Continued Progress Towards Understanding the Regulators of the Senescence-Associated Secretory Phenotype
Nearly 15 years have passed since the first compelling demonstration of rejuvenation produced by clearance of senescent cells in the tissues of aged mice. At that time the study of senescent cells was fairly slow and sedate, not a major area of research. How things change! At present a very energetic community of academic groups and biotech companies is mining the biochemistry of cellular senescence in search of better ways to selectively destroy these cells, ways to change their behavior to reduce their contribution to systemic inflammation and tissue dysfunction, and even ways to turn back the normally irreversible transition into the senescent state. There are incentives: any new discovery could be the starting point for development of a therapy that significantly slows or reverses aspects of aging.

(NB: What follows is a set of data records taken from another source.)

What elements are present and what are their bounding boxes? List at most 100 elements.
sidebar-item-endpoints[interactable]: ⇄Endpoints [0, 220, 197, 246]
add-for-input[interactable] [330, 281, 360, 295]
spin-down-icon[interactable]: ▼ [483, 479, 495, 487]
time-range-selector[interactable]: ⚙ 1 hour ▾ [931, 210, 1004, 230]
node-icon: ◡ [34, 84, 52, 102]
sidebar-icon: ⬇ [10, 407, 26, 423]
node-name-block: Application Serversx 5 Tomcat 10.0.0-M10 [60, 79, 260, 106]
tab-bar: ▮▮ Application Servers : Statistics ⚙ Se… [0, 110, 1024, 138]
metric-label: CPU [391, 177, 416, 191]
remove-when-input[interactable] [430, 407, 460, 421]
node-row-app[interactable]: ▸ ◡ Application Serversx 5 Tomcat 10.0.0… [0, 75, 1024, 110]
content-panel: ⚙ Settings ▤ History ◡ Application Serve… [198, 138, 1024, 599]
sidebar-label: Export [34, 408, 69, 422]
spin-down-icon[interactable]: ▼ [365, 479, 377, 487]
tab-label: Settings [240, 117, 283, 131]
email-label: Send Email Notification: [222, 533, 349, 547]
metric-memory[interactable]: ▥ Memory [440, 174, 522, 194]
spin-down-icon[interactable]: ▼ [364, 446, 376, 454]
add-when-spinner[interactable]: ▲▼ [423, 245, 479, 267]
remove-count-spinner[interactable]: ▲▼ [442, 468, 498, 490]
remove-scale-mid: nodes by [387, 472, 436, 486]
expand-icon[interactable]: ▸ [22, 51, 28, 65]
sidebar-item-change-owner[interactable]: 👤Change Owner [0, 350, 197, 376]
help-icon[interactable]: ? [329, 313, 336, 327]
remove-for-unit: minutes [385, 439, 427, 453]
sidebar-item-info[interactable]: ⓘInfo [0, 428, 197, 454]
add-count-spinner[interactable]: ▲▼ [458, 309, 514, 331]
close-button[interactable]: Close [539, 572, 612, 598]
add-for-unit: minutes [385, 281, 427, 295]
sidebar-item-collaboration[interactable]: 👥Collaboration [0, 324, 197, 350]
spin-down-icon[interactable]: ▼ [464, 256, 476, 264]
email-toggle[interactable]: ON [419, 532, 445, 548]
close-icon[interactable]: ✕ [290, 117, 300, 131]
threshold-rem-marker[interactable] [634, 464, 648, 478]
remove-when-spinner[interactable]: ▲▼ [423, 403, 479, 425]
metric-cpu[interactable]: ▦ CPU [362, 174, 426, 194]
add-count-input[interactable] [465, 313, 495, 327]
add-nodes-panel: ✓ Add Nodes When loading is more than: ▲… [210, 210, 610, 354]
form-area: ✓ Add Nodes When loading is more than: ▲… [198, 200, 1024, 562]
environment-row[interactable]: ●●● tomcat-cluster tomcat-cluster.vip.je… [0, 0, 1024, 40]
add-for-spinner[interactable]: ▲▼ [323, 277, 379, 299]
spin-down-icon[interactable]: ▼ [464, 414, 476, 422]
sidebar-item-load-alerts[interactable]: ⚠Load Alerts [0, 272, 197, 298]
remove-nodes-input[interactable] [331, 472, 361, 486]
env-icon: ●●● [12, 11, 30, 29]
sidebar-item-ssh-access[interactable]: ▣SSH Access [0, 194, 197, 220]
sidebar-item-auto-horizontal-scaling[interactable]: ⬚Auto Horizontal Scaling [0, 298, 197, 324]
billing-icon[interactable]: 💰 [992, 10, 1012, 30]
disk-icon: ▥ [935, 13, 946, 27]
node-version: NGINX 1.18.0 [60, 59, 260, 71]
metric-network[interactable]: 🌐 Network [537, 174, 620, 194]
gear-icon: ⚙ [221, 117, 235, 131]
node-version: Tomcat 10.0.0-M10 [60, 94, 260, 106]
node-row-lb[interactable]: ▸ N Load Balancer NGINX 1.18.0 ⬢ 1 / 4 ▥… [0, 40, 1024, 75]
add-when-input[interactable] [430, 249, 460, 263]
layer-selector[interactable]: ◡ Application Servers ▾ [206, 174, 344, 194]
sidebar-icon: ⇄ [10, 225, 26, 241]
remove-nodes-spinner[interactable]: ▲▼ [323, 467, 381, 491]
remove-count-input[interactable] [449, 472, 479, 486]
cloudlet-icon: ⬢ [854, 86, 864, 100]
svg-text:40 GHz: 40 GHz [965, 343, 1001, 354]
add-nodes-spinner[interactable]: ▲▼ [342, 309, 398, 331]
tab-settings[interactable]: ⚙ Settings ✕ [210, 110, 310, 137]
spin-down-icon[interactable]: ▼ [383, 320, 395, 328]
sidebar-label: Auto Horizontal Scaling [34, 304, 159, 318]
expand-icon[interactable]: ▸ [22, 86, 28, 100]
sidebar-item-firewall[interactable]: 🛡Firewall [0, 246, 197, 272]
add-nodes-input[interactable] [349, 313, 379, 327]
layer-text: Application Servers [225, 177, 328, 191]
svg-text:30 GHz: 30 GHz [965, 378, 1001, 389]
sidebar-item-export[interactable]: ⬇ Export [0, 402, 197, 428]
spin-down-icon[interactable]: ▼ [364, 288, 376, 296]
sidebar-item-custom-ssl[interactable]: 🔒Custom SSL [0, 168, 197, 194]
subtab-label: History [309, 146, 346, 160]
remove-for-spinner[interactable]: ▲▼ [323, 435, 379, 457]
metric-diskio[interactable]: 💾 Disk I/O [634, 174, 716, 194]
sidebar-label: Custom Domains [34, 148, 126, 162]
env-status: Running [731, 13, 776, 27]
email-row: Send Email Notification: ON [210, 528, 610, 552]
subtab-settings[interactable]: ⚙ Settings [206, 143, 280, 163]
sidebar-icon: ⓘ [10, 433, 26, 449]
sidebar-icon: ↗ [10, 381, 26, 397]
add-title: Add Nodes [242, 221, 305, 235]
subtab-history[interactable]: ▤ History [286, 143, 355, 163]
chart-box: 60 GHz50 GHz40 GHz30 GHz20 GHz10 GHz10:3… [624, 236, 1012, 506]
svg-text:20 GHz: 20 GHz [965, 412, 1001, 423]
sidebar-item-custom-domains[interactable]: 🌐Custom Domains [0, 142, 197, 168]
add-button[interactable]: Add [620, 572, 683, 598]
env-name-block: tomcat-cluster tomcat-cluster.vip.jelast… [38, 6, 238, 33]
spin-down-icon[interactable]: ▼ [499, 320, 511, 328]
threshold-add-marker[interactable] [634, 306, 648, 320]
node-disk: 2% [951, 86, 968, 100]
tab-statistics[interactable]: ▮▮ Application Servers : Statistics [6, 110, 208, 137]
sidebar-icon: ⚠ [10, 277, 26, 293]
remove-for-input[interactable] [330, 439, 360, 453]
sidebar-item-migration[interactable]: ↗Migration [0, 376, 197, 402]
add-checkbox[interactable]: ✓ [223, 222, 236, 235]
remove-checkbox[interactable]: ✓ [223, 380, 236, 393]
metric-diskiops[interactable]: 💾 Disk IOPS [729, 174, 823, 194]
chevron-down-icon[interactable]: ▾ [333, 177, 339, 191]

The damage done by the growing burden of senescent cells found in aged tissues is thought to be near entirely caused by the senescence-associated secretory phenotype (SASP), the mix of pro-growth, pro-inflammatory signaling that is energetically produced by these cells. As the thinking goes, a way to eliminate the SASP could be as beneficial as clearing senescent cells from tissues. There are drawbacks to this approach, which is that the SASP is actually beneficial in the short term, helpful in wound healing and suppression of potentially cancerous cells. Periodic destruction of senescent cells would not interfere in their beneficial short-term behaviors, while chronic dosing to suppress the SASP would do so. Nonetheless, as today's open access paper illustrates, there is a growing interest in finding ways to reduce or even eliminate SASP signaling.
The senescence-associated secretory phenotype (SASP) mediates the biological effects of senescent cells on the tissue microenvironment and contributes to ageing-associated disease progression. Acetate-dependent acetyl-CoA synthetase 2 (ACSS2) produces acetyl-CoA from acetate and epigenetically controls gene expression through histone acetylation under various circumstances. However, whether and how ACSS2 regulates cellular senescence remains unclear.
Here, we show that pharmacological inhibition and deletion of Acss2 in mice blunts SASP and abrogates the pro-tumorigenic and immune surveillance functions of senescent cells. Mechanistically, ACSS2 directly interacts with and promotes the acetylation of PAICS, a key enzyme for purine biosynthesis. The acetylation of PAICS promotes autophagy-mediated degradation of PAICS to limit purine metabolism and reduces deoxyribonucleotide triphosphate (dNTP) pools for DNA repair, exacerbating cytoplasmic chromatin fragment accumulation and SASP.
Altogether, our work links ACSS2-mediated local acetyl-CoA generation to purine metabolism through PAICS acetylation that dictates the functionality of SASP, and identifies ACSS2 as a potential senomorphic target to prevent senescence-associated diseases.